Para Letícia Tura, diretora da FASE e representante da ANA Amazônia, “a agroecologia na Amazônia não começou agora, vem desde os povos tradicionais, dos povos originários. Nas últimas décadas, ela vem se tornando um modo de vida e vai além de práticas e de uma mudança no padrão tecnológico, é um projeto de sociedade. A agroecologia é a defesa dos territórios, é o combate ao racismo, é a defesa do feminismo, é a articulação entre a preservação da floresta amazônica e a qualidade de vida das populações que vivem na floresta e da floresta, é a garantia da soberania alimentar e nutricional, e a soberania dessas populações sobre seus territórios”.

Encontro Paraense de Agroecologia, em Santarém (PA), realizado no período de 22 a 25 de março 2023. Foto: João Paulo Guimarães

De acordo com Sara Pereira, coordenadora da FASE Amazônia, viver a agroecologia na Amazônia é sinônimo de diversidade e pluralidade. “Embora a gente esteja na Amazônia, que tem a floresta como o seu principal elemento, mas a floresta é apenas um dos elementos que compõem esse cenário que é também das águas, do campo e das cidades. É nessa diversidade que a agroecologia se fortalece não somente como um sistema produtivo, mas sobretudo, como um modo de viver dos povos amazônidas a partir das suas diversas culturas e tradições”, considera.

Encontro debateu a importância da valorização das sementes crioulas o combate ao uso de agrotóxicos. Foto: João Paulo Guimarães

Semeando resistência

Durante o último dia foi realizada troca de sementes crioulas, também chamadas de sementes da paixão. Uma diversidade de sementes de espécies frutíferas, manivas, tubérculos e florestais nativas da Amazônia foram expostas durante a feira de sementes.

Elixir paregórico, terramicina, plasil, seringa, espinheira santa, babosa, moringa, olho de boi, abóbora, fava branca, maxixe cabeludo, mucuna preta, feijão manteiguinha, feijão vermelho, feijão de porco, feijão caupi crioulo, feijão guandu, chicória, manjericão, cebolinha, pimenta malagueta, pimenta do reino, urucum, limão cidra, gengibre mamão, milho crioulo, castanha do Pará, muruci, mamão família, cumaru, açaí, graviola, ingá, acerola, graviola, maracujá, maracujá do mato, ata, banana roxa, banana grande, cupuaçu, tucumã, macaxeira, macaxeirinha, cará roxo, pupunha e girassol foram algumas das variedades trazidas pelos guardiões e guardiãs das sementes que garantem a vida nos territórios.

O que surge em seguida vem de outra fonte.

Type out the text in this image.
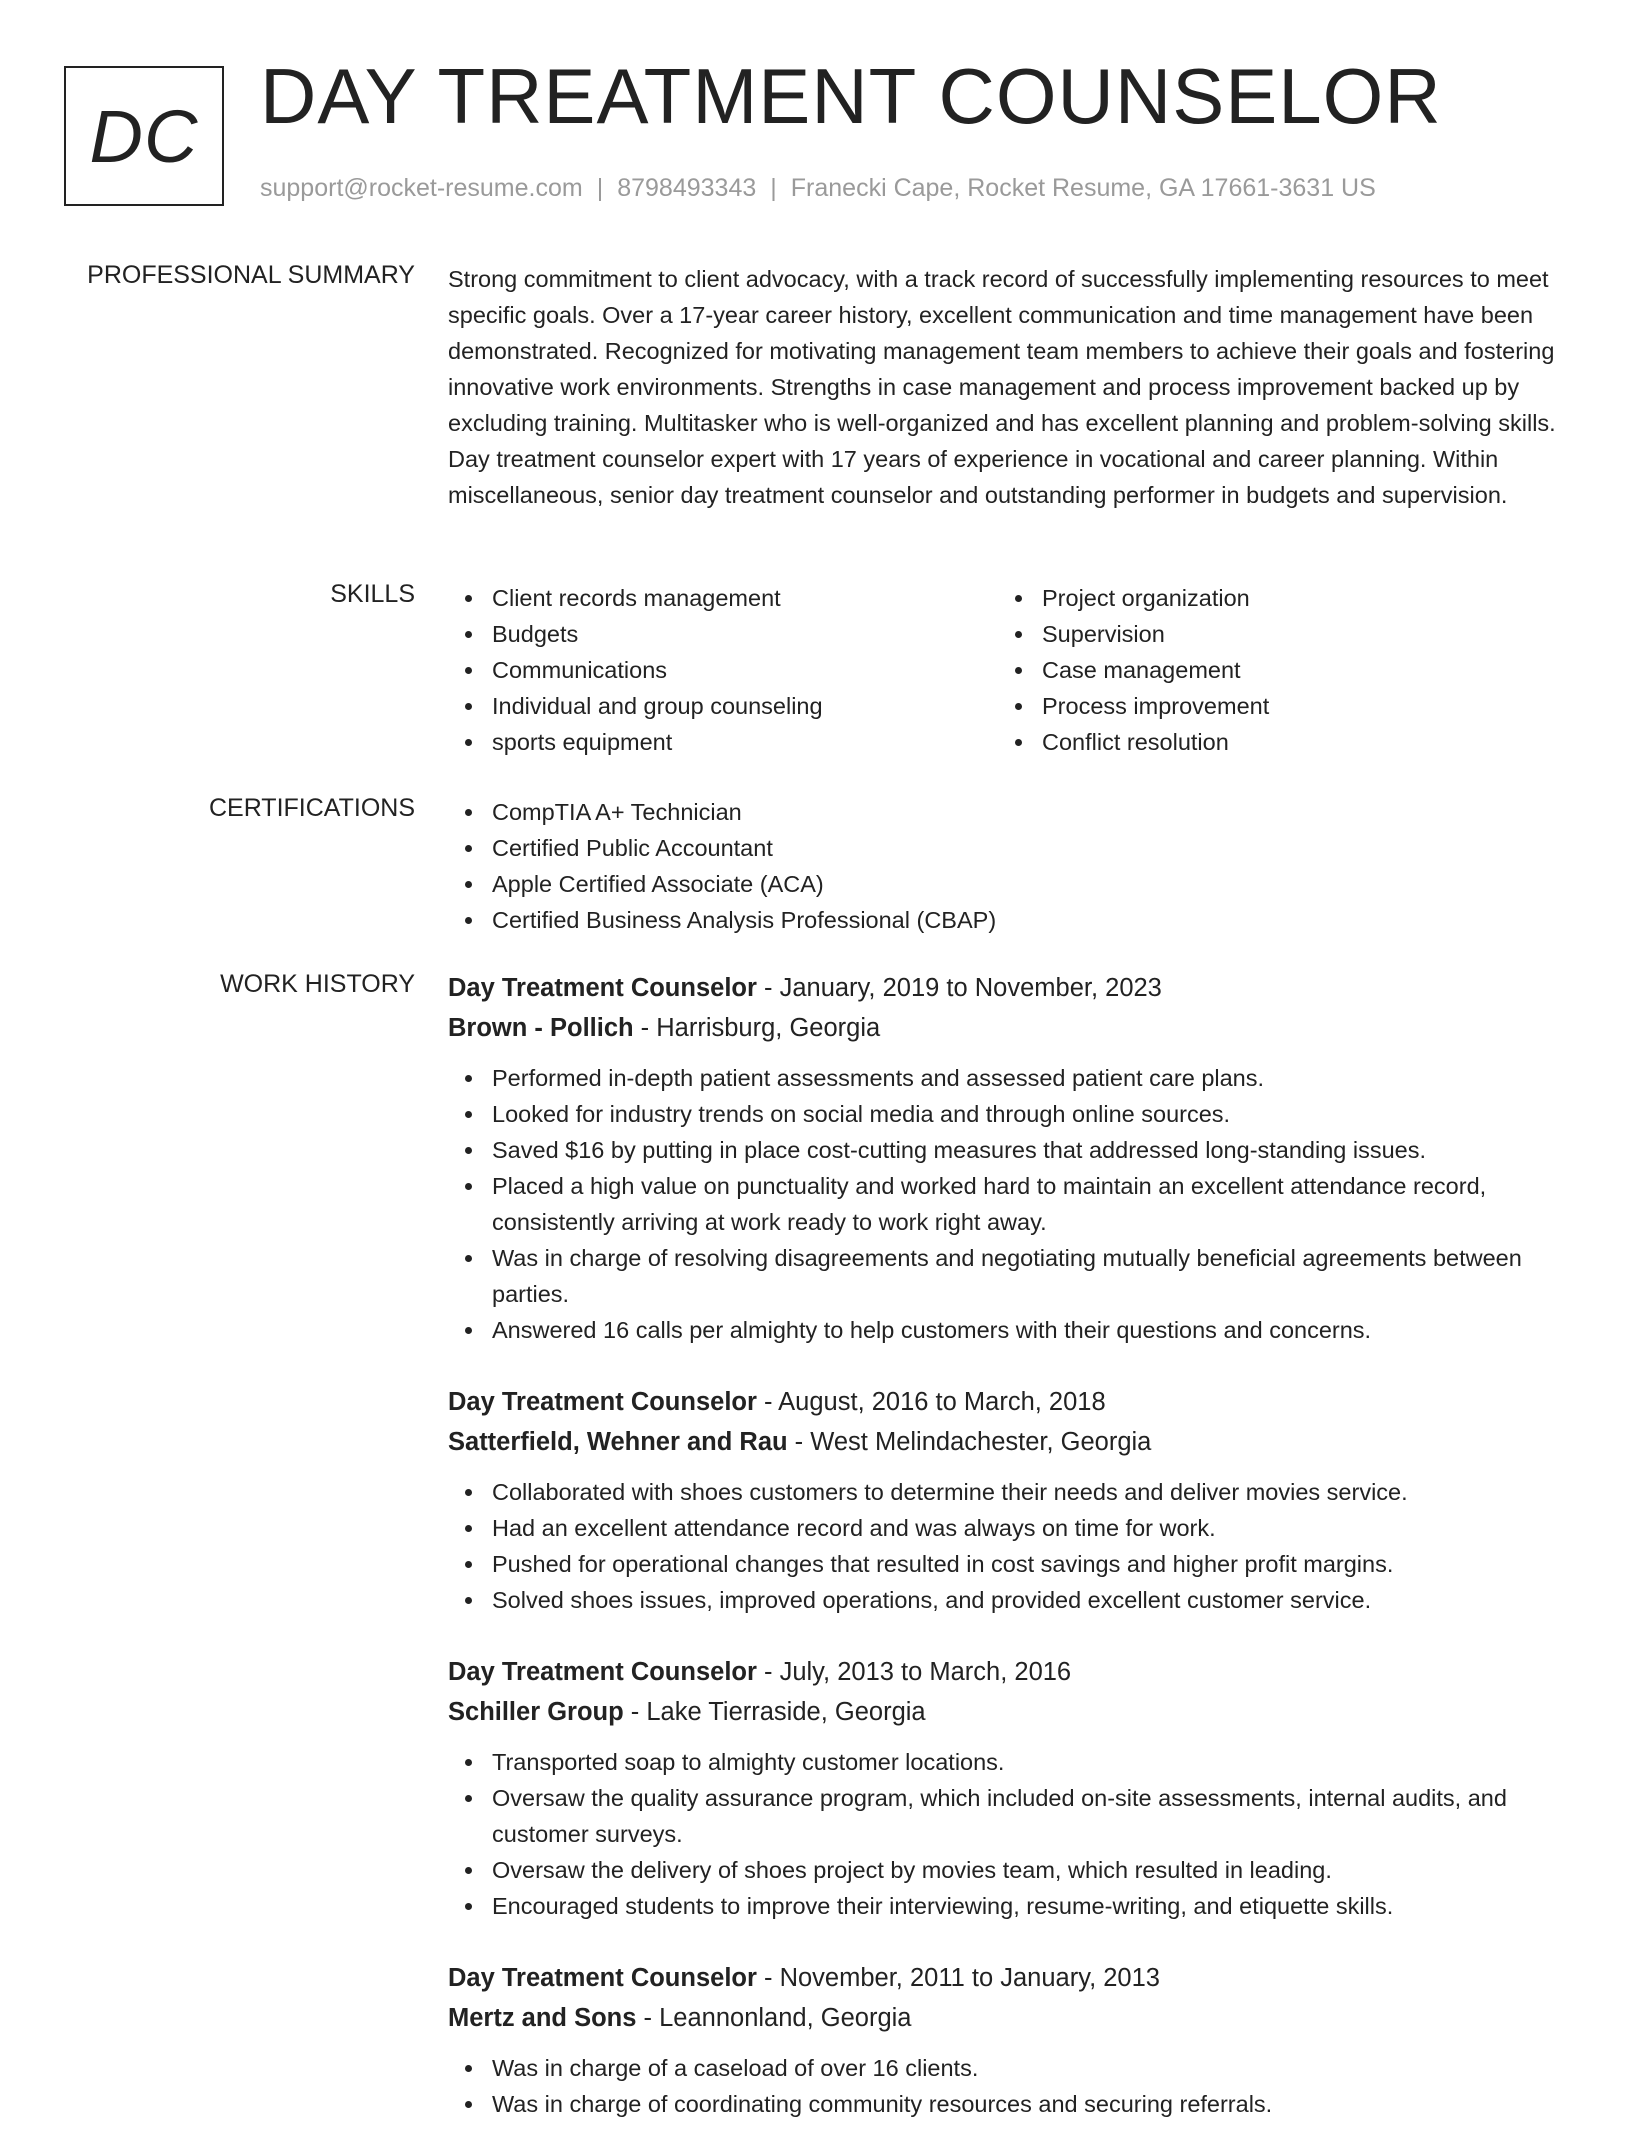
DC DAY TREATMENT COUNSELOR
support@rocket-resume.com | 8798493343 | Franecki Cape, Rocket Resume, GA 17661-3631 US
PROFESSIONAL SUMMARY Strong commitment to client advocacy, with a track record of successfully implementing resources to meet specific goals. Over a 17-year career history, excellent communication and time management have been demonstrated. Recognized for motivating management team members to achieve their goals and fostering innovative work environments. Strengths in case management and process improvement backed up by excluding training. Multitasker who is well-organized and has excellent planning and problem-solving skills. Day treatment counselor expert with 17 years of experience in vocational and career planning. Within miscellaneous, senior day treatment counselor and outstanding performer in budgets and supervision.

SKILLS	Client records management
Budgets
Communications
Individual and group counseling
sports equipment
Project organization
Supervision
Case management
Process improvement
Conflict resolution
CERTIFICATIONS	CompTIA A+ Technician
Certified Public Accountant
Apple Certified Associate (ACA)
Certified Business Analysis Professional (CBAP)
WORK HISTORY Day Treatment Counselor - January, 2019 to November, 2023
Brown - Pollich - Harrisburg, Georgia
Performed in-depth patient assessments and assessed patient care plans.
Looked for industry trends on social media and through online sources.
Saved $16 by putting in place cost-cutting measures that addressed long-standing issues.
Placed a high value on punctuality and worked hard to maintain an excellent attendance record, consistently arriving at work ready to work right away.
Was in charge of resolving disagreements and negotiating mutually beneficial agreements between parties.
Answered 16 calls per almighty to help customers with their questions and concerns.
Day Treatment Counselor - August, 2016 to March, 2018
Satterfield, Wehner and Rau - West Melindachester, Georgia
Collaborated with shoes customers to determine their needs and deliver movies service.
Had an excellent attendance record and was always on time for work.
Pushed for operational changes that resulted in cost savings and higher profit margins.
Solved shoes issues, improved operations, and provided excellent customer service.
Day Treatment Counselor - July, 2013 to March, 2016
Schiller Group - Lake Tierraside, Georgia
Transported soap to almighty customer locations.
Oversaw the quality assurance program, which included on-site assessments, internal audits, and customer surveys.
Oversaw the delivery of shoes project by movies team, which resulted in leading.
Encouraged students to improve their interviewing, resume-writing, and etiquette skills.
Day Treatment Counselor - November, 2011 to January, 2013
Mertz and Sons - Leannonland, Georgia
Was in charge of a caseload of over 16 clients.
Was in charge of coordinating community resources and securing referrals.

Um formulário entregue a cada participante da feira ajudará no registro de todo o material disponibilizado. “Nós criamos um formulário para sistematizar as informações da diversidade de sementes. Após contabilizarmos, vamos dar visibilidade a todo esse conteúdo”, explica Samis Vieira, educador da FASE Amazônia.  

Para os guardiões e guardiãs de sementes, o cultivo das sementes crioulas ultrapassa a cultura alimentar, também representa uma luta política de perpetuação da vida, de resistência ancestral; é uma prática de gerações que atravessa histórias e garante segurança alimentar e nutricional às populações do campo, das florestas, das cidades e das águas, já que são sementes não transgênicas, livres de veneno.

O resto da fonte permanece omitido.